Diethard Steiner On Business Intelligence

As in the previous article on Flink we will create a simple tumbling window aggregation, just this time round we will create a data model using a case class. In our extremely simplified example the data stream consists of purchase data from an online store.

Set the project up in a similar fashion as discussed in the previous article. We will use IntelliJ IDEA as our IDE.

Our ininital Purchase data model for the parsed streaming data looks like this:

package com.bissolconsulting.flink.examples

object Models {

  case class Purchase(
    purchaseId:Int
    , firstName:String
    , lastName:String
    , department:String
    , purchaseValue:Double
    , middleName:Option[String]
  )

}

In IDEA create a new pacakge called com.bissolconsulting.flink.examples and then a new Scala object file called Models, finally insert the code shown above.

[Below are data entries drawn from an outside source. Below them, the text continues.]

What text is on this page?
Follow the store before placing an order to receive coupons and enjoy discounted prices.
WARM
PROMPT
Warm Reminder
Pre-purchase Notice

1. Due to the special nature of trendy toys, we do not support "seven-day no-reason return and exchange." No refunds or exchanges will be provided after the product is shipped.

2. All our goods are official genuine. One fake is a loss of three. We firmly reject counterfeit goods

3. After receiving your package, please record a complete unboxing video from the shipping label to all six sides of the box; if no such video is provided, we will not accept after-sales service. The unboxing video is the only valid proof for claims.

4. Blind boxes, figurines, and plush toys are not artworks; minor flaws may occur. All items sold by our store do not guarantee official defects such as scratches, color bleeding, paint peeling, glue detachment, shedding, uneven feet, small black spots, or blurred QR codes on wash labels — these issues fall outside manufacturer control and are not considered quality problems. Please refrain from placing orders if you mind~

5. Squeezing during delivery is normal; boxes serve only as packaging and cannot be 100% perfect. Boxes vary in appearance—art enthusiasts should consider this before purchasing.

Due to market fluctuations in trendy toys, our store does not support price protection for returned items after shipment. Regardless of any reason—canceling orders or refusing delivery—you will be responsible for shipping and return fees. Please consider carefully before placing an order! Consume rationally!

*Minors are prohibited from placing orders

Our program will accept an input stream from a socket. We parse the comma separated data and properly type it using our Purchase model. Finally we group the data by department and aggregate the purchaseValue (sales) - basically we want to know:

How much revenue do we generate in a department every 10 second?

Create a new Scala object file called WindowWordCountUsingCaseClass and insert following code:

package com.bissolconsulting.flink.examples

import com.bissolconsulting.flink.examples.Models.Purchase
import org.apache.flink.streaming.api.scala._
import org.apache.flink.streaming.api.windowing.time.Time

import scala.util.Try


object WindowWordCountUsingCaseClass {
  def main(args: Array[String]) {


    val env = StreamExecutionEnvironment.getExecutionEnvironment

    val source = env.socketTextStream("localhost", 9999)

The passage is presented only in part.